Les propos désinvoltes tenus par le Premier ministre KP Sharma Oli lors d'un événement sur le changement climatique le 26 décembre à Katmandou ont provoqué une onde de choc au sein de la communauté de la conservation du Népal. Dans l'un des rares pays au monde où les efforts de conservation ont permis des avancées matérielles, le chef du gouvernement a suggéré, dans un discours rappelant un numéro de stand-up comedy, que ces propos devraient être modérés.
Le Népal a triplé sa population de tigres entre 2010 et 2022, pour atteindre 355 félins. Mais selon Oli, le pays n'en a besoin que de 150 environ, car il ne peut pas continuer à augmenter le nombre de tigres au prix de vies humaines.
De même, la couverture forestière du Népal atteint aujourd'hui 44 %, soit près du double de ce qu'elle était en 1992, grâce aux efforts de longue haleine des écologistes et des communautés. Pourtant, pour Oli, le chiffre idéal devrait être de 30 %.
Les propos d’Oli font écho à ceux tenus par son prédécesseur, Pushpa Kamal Dahal, et ses ministres. Pour les défenseurs de l’environnement, ils sapent les acquis obtenus de haute lutte pour protéger la biodiversité, lutter contre le changement climatique et, surtout, offrir des opportunités de revenus aux communautés rurales. Ils indiquent que le secteur de la conservation du Népal subit une pression croissante de la part des responsables politiques pour négliger la durabilité écologique au nom du « développement » – une rhétorique soutenue par des mesures gouvernementales visant à ouvrir les zones protégées aux infrastructures commerciales telles que les centrales hydroélectriques et les hôtels.

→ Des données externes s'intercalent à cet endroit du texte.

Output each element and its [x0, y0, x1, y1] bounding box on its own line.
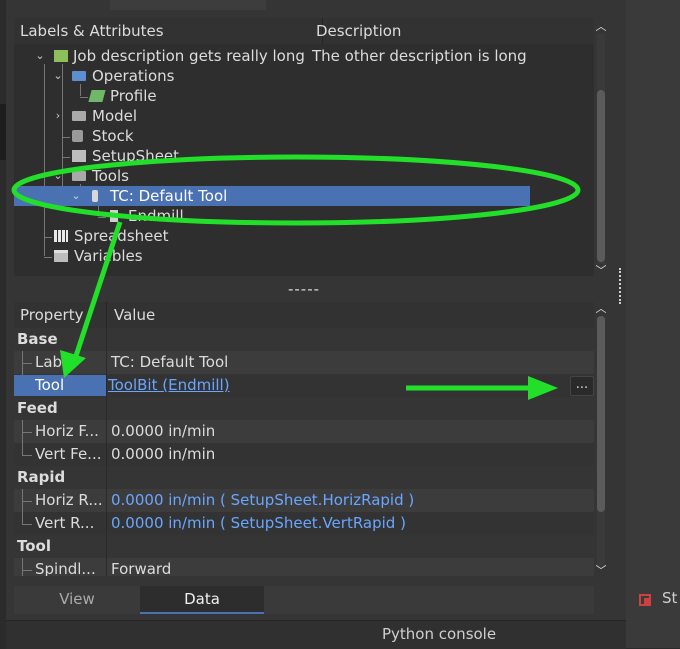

Tout au long de l'année 2024, Mongabay a rendu compte de ce changement d'attitude du gouvernement à l'égard de la conservation et de ses implications. Voici une sélection de notre couverture :
En janvier, nous avions évoqué les nouveaux plans du gouvernement visant à autoriser le développement de centrales hydroélectriques de grande envergure dans des zones jusque-là interdites. Selon les nouvelles procédures de « construction d’infrastructures physiques à l’intérieur de zones protégées » officiellement approuvées le 4 janvier, les promoteurs hydroélectriques peuvent désormais construire des projets entièrement dans des zones protégées, libérer un minimum d’eau pendant la saison sèche et acquérir des terres plus facilement.
Avant l'approbation de ces procédures, seules les petites centrales hydroélectriques destinées à répondre aux besoins énergétiques des communautés locales étaient autorisées à l'intérieur des zones protégées. Les défenseurs de l'environnement, les avocats et les communautés autochtones se sont opposés à ce changement, le qualifiant d'irrégularité juridique et avertissant qu'il menace les progrès de la conservation face au changement climatique. Plus d'une vingtaine de défenseurs de l'environnement ont soumis des commentaires pendant la phase de consultation publique de la politique, mais ceux-ci n'ont pas été pris en compte.
En mars, nous avions annoncé que le ministère népalais des Forêts et de l'Environnement travaillait sur une nouvelle réglementation permettant aux hôtels de fonctionner dans les parcs nationaux comme celui de Chitwan. Cette décision fait suite à la fermeture de sept hôtels dans le parc national de Chitwan en 2009 en raison de préoccupations écologiques et d'une implication présumée dans le braconnage, le dernier d'entre eux ayant fermé en 2012.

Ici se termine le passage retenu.